Il faut bien faire la part des choses entre le bruit de fond anti-français, qui existe depuis toujours dans ces pays, et la manipulation que peuvent en faire certaines puissances. Nous sommes particulièrement vigilants sur ce point. Nous pouvons tirer parti de l'expérience très éclairante que nous avons eue en République centrafricaine. À l'intense activisme informationnel russe, nous avons apporté une réponse structurée que nous sommes en train de mettre en place dans l'ensemble du Sahel. Fait très important : notre approche est centrée sur les populations locales. Nous avons peut-être un peu trop oublié de nous adresser à elles pour rendre nos actions lisibles. La communication des armées passe par un effort d'explication dirigé vers nos concitoyens français, mais le défi est aussi de toucher des populations du Sahel dans des zones déshéritées, peu perméables aux moyens de communication modernes. Au niveau interministériel, nous déployons une communication stratégique, car l'information est aussi au cœur de nos stratégies. Entre la force Barkhane et les ambassadeurs de France au Mali, au Niger, au Burkina Faso, il y a une mutualisation des moyens de communication, non pour manipuler ou faire de la propagande, mais pour essayer d'atteindre les populations locales en expliquant nos actions. Nous avons aussi essayé de travailler avec France Médias Monde qui a les moyens de toucher des auditoires très reculés en émettant en langue locale, notamment en peuhl. Les seuls qui arrivent pour l'instant à leur parler, ce sont les djihadistes ; il est capital de leur faire entendre une autre version de la réalité pour leur redonner espoir, et rendre nos actions lisibles. Les ministères des armées et des affaires étrangères portent leurs efforts sur cet enjeu.

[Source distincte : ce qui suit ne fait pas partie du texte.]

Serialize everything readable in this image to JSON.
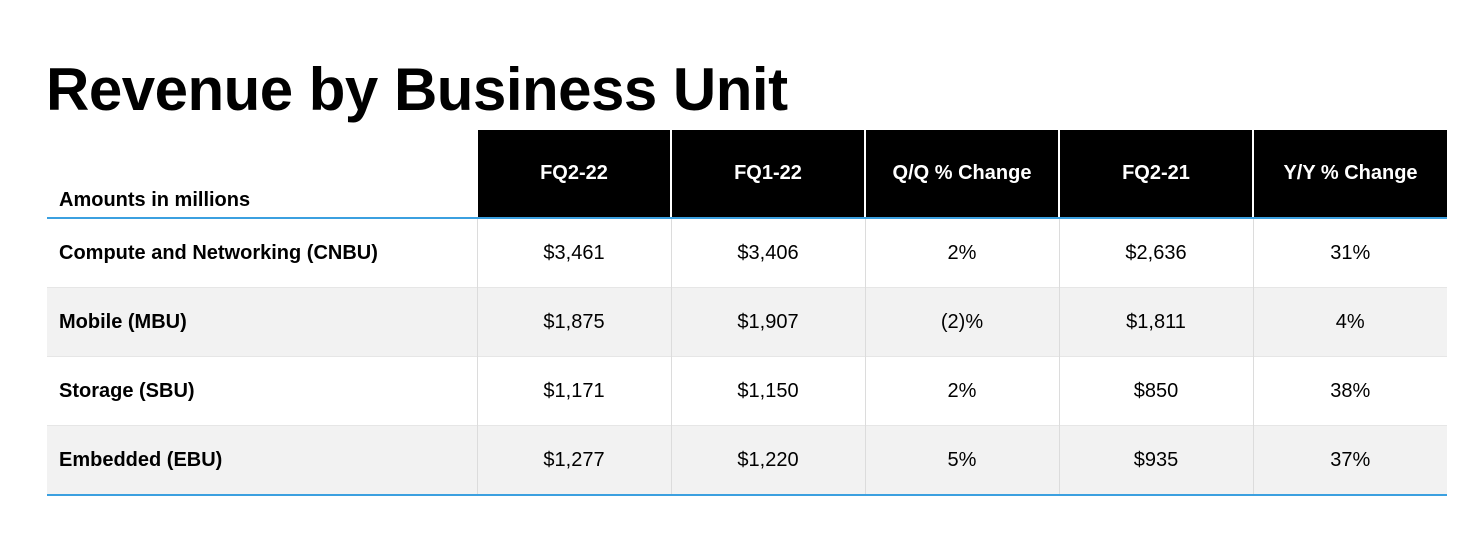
{
  "title": "Revenue by Business Unit",
  "table": {
    "corner_label": "Amounts in millions",
    "columns": [
      "FQ2-22",
      "FQ1-22",
      "Q/Q % Change",
      "FQ2-21",
      "Y/Y % Change"
    ],
    "rows": [
      {
        "label": "Compute and Networking (CNBU)",
        "values": [
          "$3,461",
          "$3,406",
          "2%",
          "$2,636",
          "31%"
        ]
      },
      {
        "label": "Mobile (MBU)",
        "values": [
          "$1,875",
          "$1,907",
          "(2)%",
          "$1,811",
          "4%"
        ]
      },
      {
        "label": "Storage (SBU)",
        "values": [
          "$1,171",
          "$1,150",
          "2%",
          "$850",
          "38%"
        ]
      },
      {
        "label": "Embedded (EBU)",
        "values": [
          "$1,277",
          "$1,220",
          "5%",
          "$935",
          "37%"
        ]
      }
    ]
  },
  "colors": {
    "header_background": "#000000",
    "header_text": "#ffffff",
    "accent_rule": "#3ba0e0",
    "alternate_row": "#f2f2f2"
  }
}
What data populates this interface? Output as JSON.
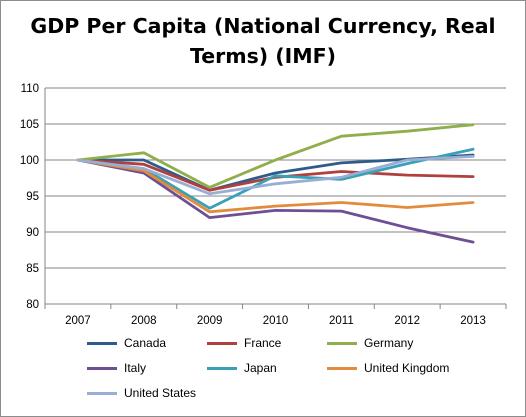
{
  "chart_data": {
    "type": "line",
    "title": "GDP Per Capita (National Currency, Real Terms) (IMF)",
    "xlabel": "",
    "ylabel": "",
    "x": [
      "2007",
      "2008",
      "2009",
      "2010",
      "2011",
      "2012",
      "2013"
    ],
    "ylim": [
      80,
      110
    ],
    "yticks": [
      80,
      85,
      90,
      95,
      100,
      105,
      110
    ],
    "grid": true,
    "legend_position": "bottom",
    "series": [
      {
        "name": "Canada",
        "color": "#2e5c8a",
        "values": [
          100,
          100.0,
          95.8,
          98.2,
          99.6,
          100.1,
          100.7
        ]
      },
      {
        "name": "France",
        "color": "#b0403e",
        "values": [
          100,
          99.4,
          95.8,
          97.6,
          98.4,
          97.9,
          97.7
        ]
      },
      {
        "name": "Germany",
        "color": "#8fae4c",
        "values": [
          100,
          101.0,
          96.2,
          100.0,
          103.3,
          104.0,
          104.9
        ]
      },
      {
        "name": "Italy",
        "color": "#6e4f94",
        "values": [
          100,
          98.2,
          92.0,
          93.0,
          92.9,
          90.6,
          88.6
        ]
      },
      {
        "name": "Japan",
        "color": "#39a1b6",
        "values": [
          100,
          98.8,
          93.3,
          97.8,
          97.3,
          99.5,
          101.5
        ]
      },
      {
        "name": "United Kingdom",
        "color": "#e38b3d",
        "values": [
          100,
          98.5,
          92.8,
          93.6,
          94.1,
          93.4,
          94.1
        ]
      },
      {
        "name": "United States",
        "color": "#98aed4",
        "values": [
          100,
          98.8,
          95.3,
          96.7,
          97.6,
          100.0,
          100.5
        ]
      }
    ]
  }
}
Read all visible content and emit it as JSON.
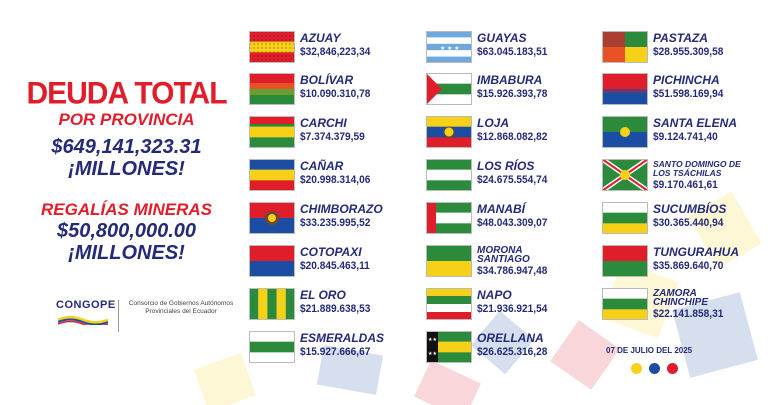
{
  "left": {
    "title_line1": "DEUDA TOTAL",
    "title_line2": "POR PROVINCIA",
    "total_amount": "$649,141,323.31",
    "total_unit": "¡MILLONES!",
    "royalties_label": "REGALÍAS MINERAS",
    "royalties_amount": "$50,800,000.00",
    "royalties_unit": "¡MILLONES!"
  },
  "logo": {
    "brand": "CONGOPE",
    "description": "Consorcio de Gobiernos Autónomos Provinciales del Ecuador"
  },
  "date": "07 DE JULIO DEL 2025",
  "colors": {
    "red": "#e01e2b",
    "navy": "#242a78",
    "yellow": "#f7d117",
    "blue": "#1b4ea3"
  },
  "provinces": [
    {
      "name": "AZUAY",
      "amount": "$32,846,223,34"
    },
    {
      "name": "BOLÍVAR",
      "amount": "$10.090.310,78"
    },
    {
      "name": "CARCHI",
      "amount": "$7.374.379,59"
    },
    {
      "name": "CAÑAR",
      "amount": "$20.998.314,06"
    },
    {
      "name": "CHIMBORAZO",
      "amount": "$33.235.995,52"
    },
    {
      "name": "COTOPAXI",
      "amount": "$20.845.463,11"
    },
    {
      "name": "EL ORO",
      "amount": "$21.889.638,53"
    },
    {
      "name": "ESMERALDAS",
      "amount": "$15.927.666,67"
    },
    {
      "name": "GUAYAS",
      "amount": "$63.045.183,51"
    },
    {
      "name": "IMBABURA",
      "amount": "$15.926.393,78"
    },
    {
      "name": "LOJA",
      "amount": "$12.868.082,82"
    },
    {
      "name": "LOS RÍOS",
      "amount": "$24.675.554,74"
    },
    {
      "name": "MANABÍ",
      "amount": "$48.043.309,07"
    },
    {
      "name": "MORONA SANTIAGO",
      "amount": "$34.786.947,48"
    },
    {
      "name": "NAPO",
      "amount": "$21.936.921,54"
    },
    {
      "name": "ORELLANA",
      "amount": "$26.625.316,28"
    },
    {
      "name": "PASTAZA",
      "amount": "$28.955.309,58"
    },
    {
      "name": "PICHINCHA",
      "amount": "$51.598.169,94"
    },
    {
      "name": "SANTA ELENA",
      "amount": "$9.124.741,40"
    },
    {
      "name": "SANTO DOMINGO DE LOS TSÁCHILAS",
      "amount": "$9.170.461,61"
    },
    {
      "name": "SUCUMBÍOS",
      "amount": "$30.365.440,94"
    },
    {
      "name": "TUNGURAHUA",
      "amount": "$35.869.640,70"
    },
    {
      "name": "ZAMORA CHINCHIPE",
      "amount": "$22.141.858,31"
    }
  ]
}
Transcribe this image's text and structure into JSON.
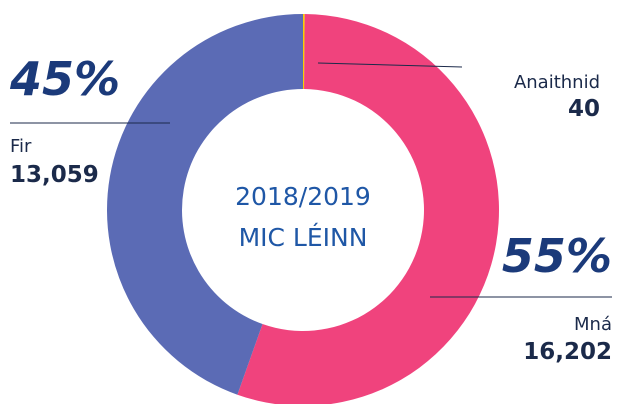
{
  "chart_data": {
    "type": "donut",
    "center_label": [
      "2018/2019",
      "MIC LÉINN"
    ],
    "categories": [
      "Anaithnid",
      "Mná",
      "Fir"
    ],
    "values": [
      40,
      16202,
      13059
    ],
    "value_labels": [
      "40",
      "16,202",
      "13,059"
    ],
    "percentages": [
      null,
      55,
      45
    ],
    "percentage_labels": [
      null,
      "55%",
      "45%"
    ],
    "colors": [
      "#f5d000",
      "#f0437d",
      "#5b6bb5"
    ]
  }
}
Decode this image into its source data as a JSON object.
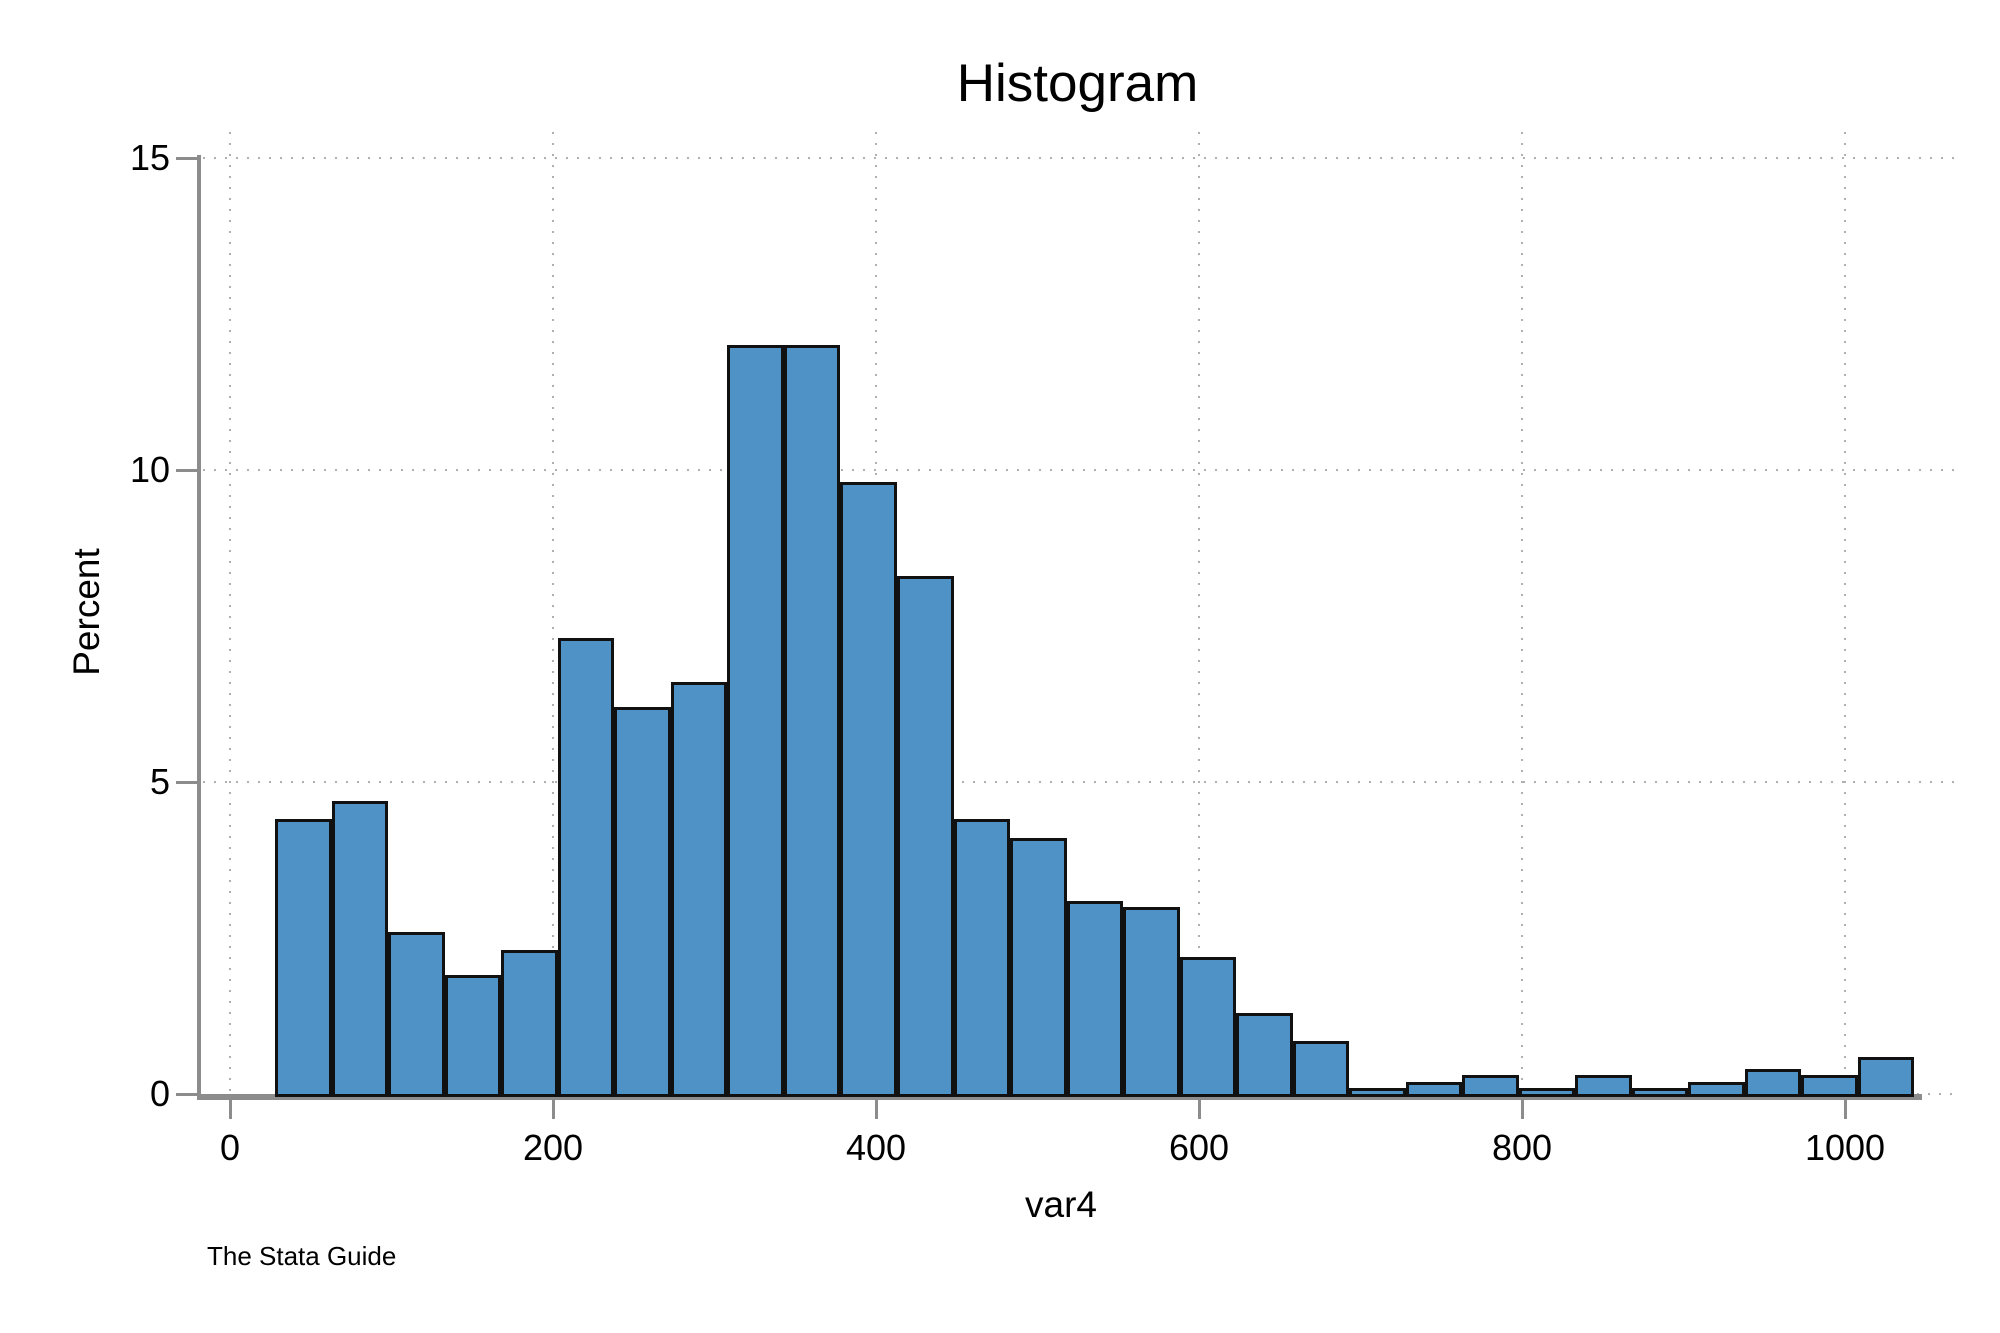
{
  "title": "Histogram",
  "watermark": "The Stata Guide",
  "chart_data": {
    "type": "bar",
    "subtype": "histogram",
    "title": "Histogram",
    "xlabel": "var4",
    "ylabel": "Percent",
    "x_ticks": [
      0,
      200,
      400,
      600,
      800,
      1000
    ],
    "y_ticks": [
      0,
      5,
      10,
      15
    ],
    "xlim": [
      0,
      1070
    ],
    "ylim": [
      0,
      15
    ],
    "grid": "dotted",
    "legend": "none",
    "bin_start": 28,
    "bin_width": 35,
    "values": [
      4.4,
      4.7,
      2.6,
      1.9,
      2.3,
      7.3,
      6.2,
      6.6,
      12,
      12,
      9.8,
      8.3,
      4.4,
      4.1,
      3.1,
      3,
      2.2,
      1.3,
      0.85,
      0.1,
      0.2,
      0.3,
      0.1,
      0.3,
      0.1,
      0.2,
      0.4,
      0.3,
      0.6
    ],
    "colors": {
      "bar_fill": "#4e92c6",
      "bar_border": "#111111",
      "axis": "#8c8c8c",
      "grid": "#b0b0b0",
      "text": "#000000",
      "background": "#ffffff"
    }
  }
}
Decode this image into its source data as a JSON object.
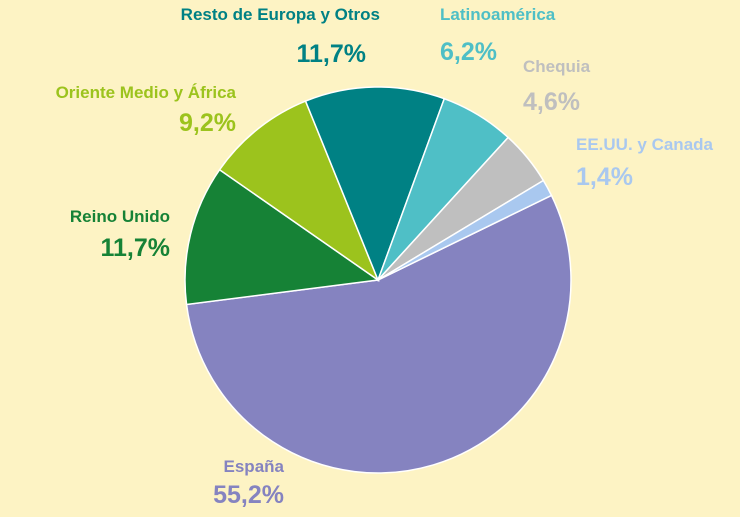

Par ailleurs, j'aimerais donner un exemple qui montre que nous n'utilisons pas seulement les réservistes en tant que compléments opérationnels mais que nous tirons aussi parti de leurs expertises particulières : nous avons monté au Sahel des missions d'expertise de haut niveau sous statut de réserve opérationnelle spécialisée dont les travaux ont donné lieu à des projets repris par la Banque mondiale.